Next, gently swirl the beer in your glass to release a little of the hop aroma through the carbonation, and inhale the aromas.

Smell is an essential, if sometimes forgotten, element of taste. What flavors can you detect just from the aroma of the beer? Can you smell the hops with aromas of floral, grass, herbs, or citrus? Or do you smell more of the malt with the aromas of caramel, biscuit, or dark chocolate?

There may also be an indication of the spices used in the beer such as the winter spices of cinnamon and ginger or the citrus of orange and lemon. Now let's get to the good stuff and see if those aromas carry over to the flavor of the beer.

Step 3: Taste

Ah... the moment of truth. Do all of those aromas deliver in the taste of the beer itself? There is such a wide array of flavors that can be found in beer. Each layer of flavor should be apparent and in balance.

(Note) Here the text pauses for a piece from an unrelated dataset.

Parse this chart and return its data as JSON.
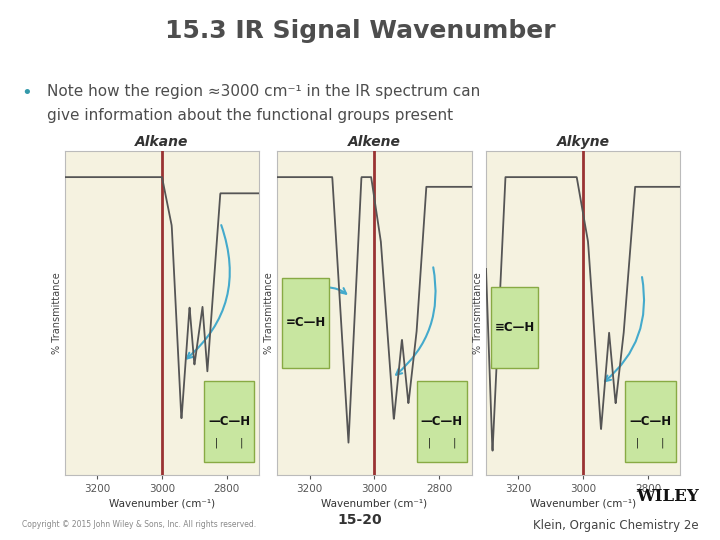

As the beer crosses your palate the first taste on the front of your tongue should be the malt sweetness. That malt character can take on flavors from roasted caramel, toffee, and nutty flavors to dark chocolate, and coffee.

That sweetness and smoothness should be balanced by the spice and bitterness of the hops. The hops offer a range of aromatic spice from earthy and piney to floral and citrusy.

The tastes of the malt, hops, and other spices are also combined with the wide spectrum of flavors imparted by the yeast and fermentation character. These elements give the beer its unique character and depth of flavor depending on the variety of yeast and process that's used. Some yeasts can give a crisp dry finish, others can give a fruity character. For other more exotic styles, the beer will get its spicy, sour, or tropical fruit flavors from their special yeasts.

Step 4: Body

Next, experience the body and mouth-feel of the beer. As the beer crosses the middle of your tongue how does it feel? Is it thin or chewy? The level of effervescence in the beer combines with the residual sugars and alcohol to give an impression that can be from crisp and light to rich and dense.

Step 5: Finish

The last part of tasting is the finish of the beer. As the beer flows past your tongue to the back of your throat what impression is left behind? Does it have a dry, bitter, or sweet taste at the end? The taste can fade quickly or have a lingering flavor of sweetness or bitterness. The last and final key to evaluating the beer is simple. Does it leave you wanting another sip? If the answer is yes, then that means it is a good beer!